As we near the halfway point of the 2009 Formula 1 world championship, there has only ever been two names on the lips of the motoring press: Jenson Button and Brawn GP.
The sweeping technical regulations introduced with the goals of closer racing, increased overtaking, and better entertainment promised a different look and feel to Formula 1—no one realized just how much these changes would affect the once familiar F1 landscape.
The mighty teams have fallen, and in their place stand the masters of F1's new order.
The new regulations (no doubt to Jenson's delight) have played directly into the hands of Ross Brawn and his upstart team. From the very first test to the present, the car Ross Brawn saved from obscurity has been, for all intents and purposes, dominant and seemingly untouchable.
Even without the much-touted, green, earth friendly, hug a tree, save the polar bears KERS, the BGP001's superior grip and balance has bested the best and left them wondering exactly where all their development money has gone (should've used it to hire Ross Brawn).
Yes, Brawn GP had the controversial "double diffuser" since the beginning, but even the other teams that showed up to '09 with that particular bit of aero work have yet to see great results. And the only car yet to challenge the Brawn's dominance, the Adrian Newey designed RB5, didn't even have the trick diffuser.
For six of the last seven races, Jenson Button has proved his skill, tenacity, and ability to drink and spray champagne whilst standing on the top step of the podium to great effect. Button was always held back, in part by Honda's blundering management of their F1 franchise but mostly because he lacked a competitive car.
His years of frustration have paid off; the end of Honda's F1 nightmare brought the season Button could only have dreamed of—a complete and total reversal of fortunes.
The car is brilliant. The driver is brilliant. The season: a bit boring?
With six wins, Button has the WDC firmly in his grip, or at least dead in his sights. At this point (though it's still fairly early) it's Button's title to lose; a challenger need only rise to the occasion.
However, after seven races yielding only two winners, can we really watch this all season? Can Brawn and Button get boring?
The dynastic rule of F1 by big budget, factory backed teams such as Ferrari, Renault, and McLaren-Mercedes could have been construed as boring to watch, yet the rule of his majesty Michael Schumacher is still touted as the prime example of dominance and skill. Perhaps a new dynasty is on the rise? If no one can step up to the challenge, then perhaps so.
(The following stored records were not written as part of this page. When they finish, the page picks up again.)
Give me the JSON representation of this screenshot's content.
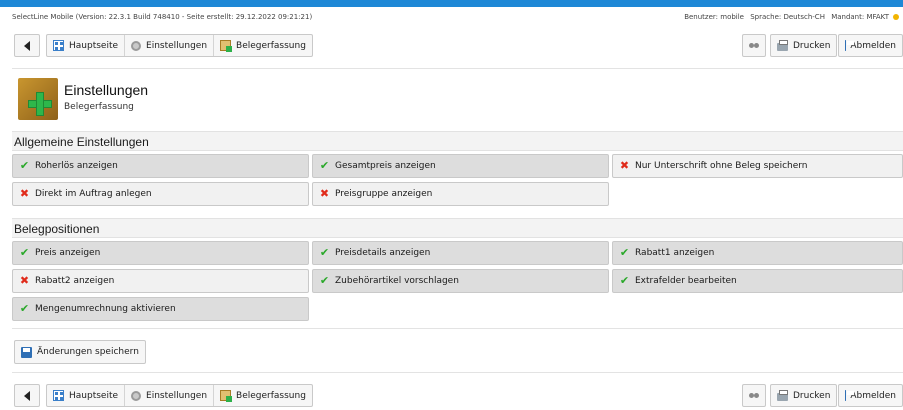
{
  "info": {
    "app": "SelectLine Mobile (Version: 22.3.1 Build 748410 - Seite erstellt: 29.12.2022 09:21:21)",
    "user": "Benutzer: mobile",
    "language": "Sprache: Deutsch-CH",
    "mandant": "Mandant: MFAKT"
  },
  "toolbar": {
    "home": "Hauptseite",
    "settings": "Einstellungen",
    "order": "Belegerfassung",
    "print": "Drucken",
    "logout": "Abmelden"
  },
  "page": {
    "title": "Einstellungen",
    "subtitle": "Belegerfassung"
  },
  "sections": {
    "general": {
      "title": "Allgemeine Einstellungen",
      "options": [
        {
          "label": "Roherlös anzeigen",
          "enabled": true
        },
        {
          "label": "Gesamtpreis anzeigen",
          "enabled": true
        },
        {
          "label": "Nur Unterschrift ohne Beleg speichern",
          "enabled": false
        },
        {
          "label": "Direkt im Auftrag anlegen",
          "enabled": false
        },
        {
          "label": "Preisgruppe anzeigen",
          "enabled": false
        }
      ]
    },
    "positions": {
      "title": "Belegpositionen",
      "options": [
        {
          "label": "Preis anzeigen",
          "enabled": true
        },
        {
          "label": "Preisdetails anzeigen",
          "enabled": true
        },
        {
          "label": "Rabatt1 anzeigen",
          "enabled": true
        },
        {
          "label": "Rabatt2 anzeigen",
          "enabled": false
        },
        {
          "label": "Zubehörartikel vorschlagen",
          "enabled": true
        },
        {
          "label": "Extrafelder bearbeiten",
          "enabled": true
        },
        {
          "label": "Mengenumrechnung aktivieren",
          "enabled": true
        }
      ]
    }
  },
  "actions": {
    "save": "Änderungen speichern"
  },
  "colors": {
    "accent": "#1e88d6",
    "check": "#2aa82a",
    "cross": "#e02b1b"
  }
}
The charm of the underdog garnered Brawn GP much attention, but this underdog has turned out to be an overlord.
Button has proved to the world his abilities in an F1 car. Brawn GP have proved the power that an underdog team can possess. But where is everyone else? Surely Brawn GP couldn't have had everything right from the get go?
Some would say that watching one man win each and every race would be boring, but that doesn't stop anyone from watching Sebastian Loeb dominate the WRC. Some would say that watching one team win each and every race would be boring, but that doesn't stop the Tifosi from supporting their Scuderia (pardon my rudimentary knowledge of Italian).
Hopefully, in the next race at Silverstone we will see a challenger rise to meet a Brawny Button. Surely some designer on at least one of the other teams can figure out a way around the Brawn GP juggernaut. (If they can't, maybe a budget cap wouldn't hurt too much.) Perhaps if it rains throughout the weekend Sebastian Vettel or Lewis Hamilton or anyone can find a chink in Brawn GP's armor.
If not, it'll just be another standard chapter in Brawn and Button's brilliant 2009 season. But if you love F1 like I do, one thing it won't be is boring.